Asset protection is the legal process of protecting your assets from the claims of creditors. Although it is often treated as a separate area of law, many aspects of this should be incorporated into other practice areas. For example, the Venn diagram of estate planning and asset protection has substantial overlap. This should be obvious since one of the goals of estate planning is to ensure your assets go to your heirs, not creditors. Therefore, you should consider asset protection as one element in your planning.
Estate Planning
In estate planning, you encounter asset protection all the time. These are also the most common strategies you think of when you’re thinking asset protection. Trusts and lifetime giving are great mechanisms for protecting your assets for future generations. What makes sense for you depends on what you own and where you want your assets to go when you pass away.
Business
Businesses are huge sources of liability. It obviously depends on you, your industry, and how you run your business, but liability is a part of business. Everything you do in your business to try to limit your liability is asset protection. From setting up an LLC and owning insurance to having exceptional contracts, you’re protecting yourself. However, it’s a lot deeper than that.
You can restructure how you own the business to protect yourself. Using an LLC or corporation is a good first step. However, you can go further. Having your company owned by a trust is a huge layer of protection. Separating out high risk assets from lower risk activities is another great strategy. For example, if you own several rental properties and a property management company, these should be separate companies. A slip and fall in your rental property shouldn’t bankrupt every part of your business. This is called segmenting, and if done right, can be wonderful.
Most businesses can contract most of their liability away. For example, if you run a printing company, you can make your clients indemnify and hold you harmless for any damages that result from misprints or copyright infringement.
Basically everything in business should be structured in the way to limit your personal exposure.
Asset Protection in Other Areas of Law
These aren’t the only areas of law where you want to limit your liability.

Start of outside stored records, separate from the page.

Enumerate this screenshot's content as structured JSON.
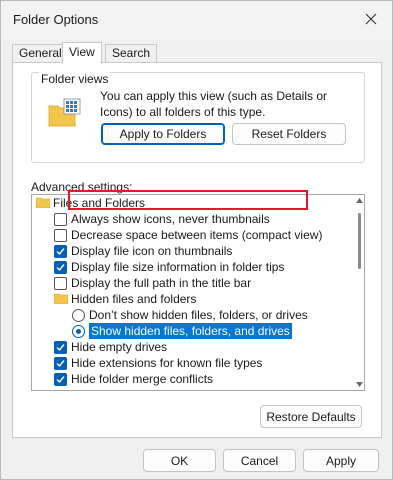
{
  "window": {
    "title": "Folder Options"
  },
  "tabs": [
    {
      "label": "General",
      "active": false
    },
    {
      "label": "View",
      "active": true
    },
    {
      "label": "Search",
      "active": false
    }
  ],
  "folder_views": {
    "label": "Folder views",
    "description": "You can apply this view (such as Details or Icons) to all folders of this type.",
    "apply_label": "Apply to Folders",
    "reset_label": "Reset Folders"
  },
  "advanced": {
    "label": "Advanced settings:",
    "items": [
      {
        "type": "folder",
        "label": "Files and Folders",
        "indent": 0
      },
      {
        "type": "checkbox",
        "label": "Always show icons, never thumbnails",
        "checked": false,
        "indent": 1
      },
      {
        "type": "checkbox",
        "label": "Decrease space between items (compact view)",
        "checked": false,
        "indent": 1
      },
      {
        "type": "checkbox",
        "label": "Display file icon on thumbnails",
        "checked": true,
        "indent": 1
      },
      {
        "type": "checkbox",
        "label": "Display file size information in folder tips",
        "checked": true,
        "indent": 1
      },
      {
        "type": "checkbox",
        "label": "Display the full path in the title bar",
        "checked": false,
        "indent": 1
      },
      {
        "type": "folder",
        "label": "Hidden files and folders",
        "indent": 1
      },
      {
        "type": "radio",
        "label": "Don’t show hidden files, folders, or drives",
        "checked": false,
        "indent": 2
      },
      {
        "type": "radio",
        "label": "Show hidden files, folders, and drives",
        "checked": true,
        "selected": true,
        "indent": 2
      },
      {
        "type": "checkbox",
        "label": "Hide empty drives",
        "checked": true,
        "indent": 1
      },
      {
        "type": "checkbox",
        "label": "Hide extensions for known file types",
        "checked": true,
        "indent": 1
      },
      {
        "type": "checkbox",
        "label": "Hide folder merge conflicts",
        "checked": true,
        "indent": 1
      }
    ],
    "restore_label": "Restore Defaults"
  },
  "footer": {
    "ok_label": "OK",
    "cancel_label": "Cancel",
    "apply_label": "Apply"
  },
  "colors": {
    "accent": "#005fb8",
    "selection": "#0078d7",
    "highlight_box": "#e8182a",
    "folder": "#f3c74b"
  }
}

Basically anywhere you have liability, you want to reduce it. For example, if you own a home, you’re liable for those things that happen at your home and in your yard. To help mitigate this, you get homeowner’s insurance, keep your yard safe, and generally keep your house secure. Beyond those things, some wealthier people keep their houses in LLCs or trusts.
You can also keep yourself uncollectable if your assets are worthless. This is a more advanced strategy. For example, you own basically no assets yourself, and you have liens on any assets you do own. It sounds suspicious (and it kind of is), but when you dive down deep, you find out the loan company with the liens is ultimately owned by the person who owns the home. That loan company is either an LLC or owned by a trust so that the loan company itself is also off limits from creditors.
All-in-all, asset protection is a super customized area of law. There’s no one strategy that works for every person. Usually you’ll have a combination of many different ones.